Sci-fi’s favorite antisocial AI is back on a mission. The case against the too-big-to-fail GrayCris Corporation is floundering, and more importantly, authorities are beginning to ask more questions about where Dr. Mensah’s SecUnit is.
And Murderbot would rather those questions went away. For good.
Murderbot has noticed a set of unusual events that might just give it a clue in its GreyCris Corporation investigations. So it sets off to the edge of known space to find out just what has been going on. There it finds itself once again acting as protector for a group of humans. This time it might be impossible to complete its own mission and save the humans: which one will it sacrifice?

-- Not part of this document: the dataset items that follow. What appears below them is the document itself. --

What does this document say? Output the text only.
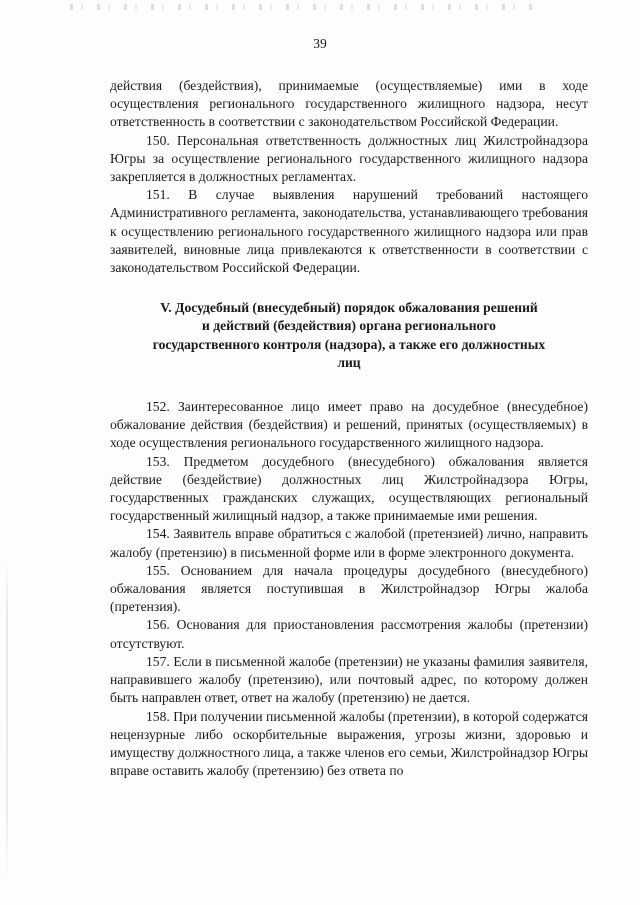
39

действия (бездействия), принимаемые (осуществляемые) ими в ходе осуществления регионального государственного жилищного надзора, несут ответственность в соответствии с законодательством Российской Федерации.

150. Персональная ответственность должностных лиц Жилстройнадзора Югры за осуществление регионального государственного жилищного надзора закрепляется в должностных регламентах.

151. В случае выявления нарушений требований настоящего Административного регламента, законодательства, устанавливающего требования к осуществлению регионального государственного жилищного надзора или прав заявителей, виновные лица привлекаются к ответственности в соответствии с законодательством Российской Федерации.

V. Досудебный (внесудебный) порядок обжалования решений
и действий (бездействия) органа регионального
государственного контроля (надзора), а также его должностных
лиц

152. Заинтересованное лицо имеет право на досудебное (внесудебное) обжалование действия (бездействия) и решений, принятых (осуществляемых) в ходе осуществления регионального государственного жилищного надзора.

153. Предметом досудебного (внесудебного) обжалования является действие (бездействие) должностных лиц Жилстройнадзора Югры, государственных гражданских служащих, осуществляющих региональный государственный жилищный надзор, а также принимаемые ими решения.

154. Заявитель вправе обратиться с жалобой (претензией) лично, направить жалобу (претензию) в письменной форме или в форме электронного документа.

155. Основанием для начала процедуры досудебного (внесудебного) обжалования является поступившая в Жилстройнадзор Югры жалоба (претензия).

156. Основания для приостановления рассмотрения жалобы (претензии) отсутствуют.

157. Если в письменной жалобе (претензии) не указаны фамилия заявителя, направившего жалобу (претензию), или почтовый адрес, по которому должен быть направлен ответ, ответ на жалобу (претензию) не дается.

158. При получении письменной жалобы (претензии), в которой содержатся нецензурные либо оскорбительные выражения, угрозы жизни, здоровью и имуществу должностного лица, а также членов его семьи, Жилстройнадзор Югры вправе оставить жалобу (претензию) без ответа по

Another great novella. The plot thickens, and the snark continues. But it’s getting harder to believe some of Murderbot’s self-professed lack of care.

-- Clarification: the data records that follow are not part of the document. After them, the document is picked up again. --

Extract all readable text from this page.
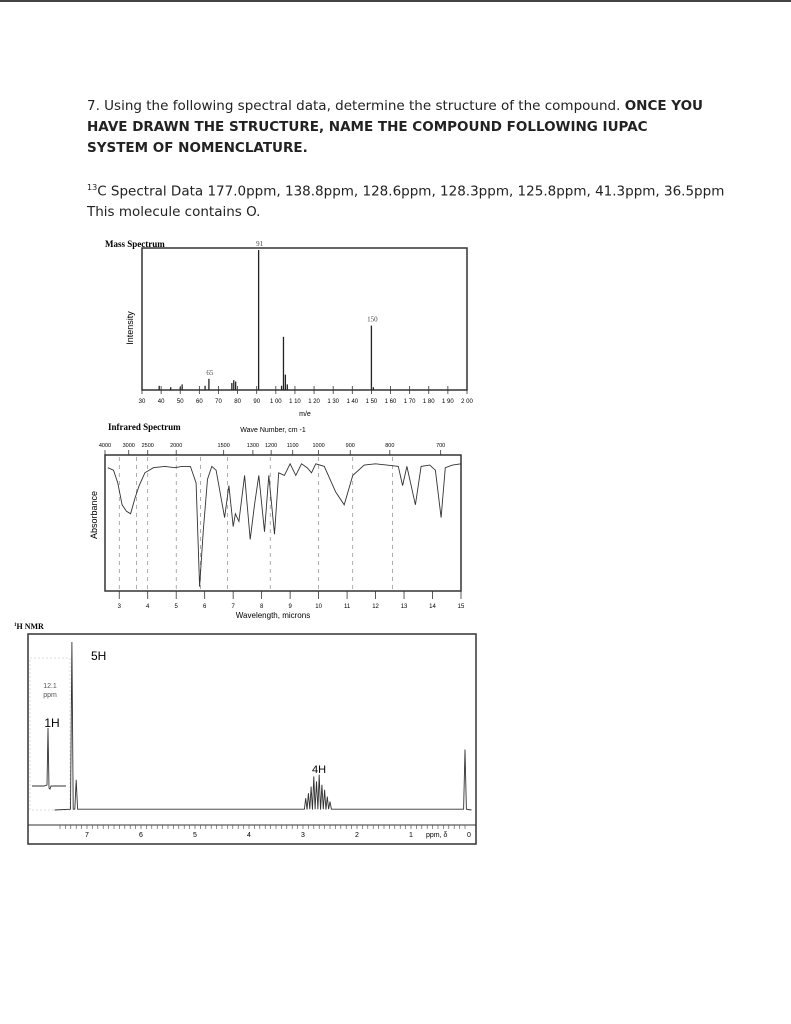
7. Using the following spectral data, determine the structure of the compound. ONCE YOU HAVE DRAWN THE STRUCTURE, NAME THE COMPOUND FOLLOWING IUPAC SYSTEM OF NOMENCLATURE.
$^{13}$C Spectral Data 177.0ppm, 138.8ppm, 128.6ppm, 128.3ppm, 125.8ppm, 41.3ppm, 36.5ppm
This molecule contains O.
Mass Spectrum
Intensity
30 40 50 60 70 80 90 1 00 1 10 1 20 1 30 1 40 1 50 1 60 1 70 1 80 1 90 2 00
65
91
150
m/e
Infrared Spectrum	Wave Number, cm -1
4000 3000 2500	2000	1500	1300 1200 1100	1000	900	800	700
Absorbance
3	4	5	6	7	8	9	10	11	12	13	14	15
Wavelength, microns
$^1$H NMR
12.1
ppm
1H
5H
4H
7	6	5	4	3	2	1	0
ppm, δ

Having traveled the Width of the galaxy to unearth details of its own murderous transgressions, as well as those of the GrayCris Corporation, Murderbot is heading home to help Dr. Mensah—its former owner (protector? friend?)—submit evidence that could prevent GrayCris from destroying more colonists in its never-ending quest for profit.
But who’s going to believe a SecUnit gone rogue?
And what will become of it when it’s caught?
Murderbot finally has the evidence that will take down GrayCris Corp. But Dr Mensah is being held hostage by the Corporation. Can Murderbot deliver the evidence and save Dr Mensah? And why does Murderbot even want to do this?
This final novella in the Murderbot series zips smartly along like all the others, and ties back neatly with the characters from the first instalment. Murderbot continues to be snarky, and continues to run rings around tech defences. This being the last instalment, there are several times where it is not at all clear how things are going to pan out. There is a satisfactory conclusion, but I do want to see more Murderbot tales, and maybe in meatier novel form for next?
It calls itself Murderbot, but only when no one can hear.
It worries about the fragile human crew who’ve grown to trust it, but only where no one can see.
It tells itself that they’re only a professional obligation, but when they’re captured and an old friend from the past requires urgent assistance, Murderbot must choose between inertia and drastic action.
Drastic action it is, then.
Murderbot is now free, working with the crew it rescued. But on their way back to Preservation Station, they are kidnapped, by Murderbot’s old friend, spaceship ART. But looks like ART and its crew have been destroyed by invaders. As usual, humans underestimate Murderbot, and mayhem ensues.
A novel-length Murderbot tale! Yay! It’s as frenetic, snarky, and suspenseful as the novellas, but longer. We get to see more inside Murderbot’s head (with parenthetical asides (and asides to asides)), and the range of reactions of the humans it works with. Murderbot never feels “human”, but never feels “inhuman” either. Excellent stuff.
When Murderbot discovers a dead body on Preservation Station, it knows it is going to have to assist station security to determine who the body is (was), how they were killed (that should be relatively straightforward, at least), and why (because apparently that matters to a lot of people—who knew?).
Yes, the unthinkable is about to happen: Murderbot must voluntarily speak to humans!
Murderbot gets to solve a murder!
This is an interesting security-bot procedural, where Murderbot is working with humans (not all of whom are happy to be working with Murderbot) in order to solve a murder on Preservation Station. The problem has all the usual red herrings and complications of a murder mystery, but Murderbot breezes through most of the puzzles with relatively little violence.
A novella-sized step in the humanisation of Murderbot.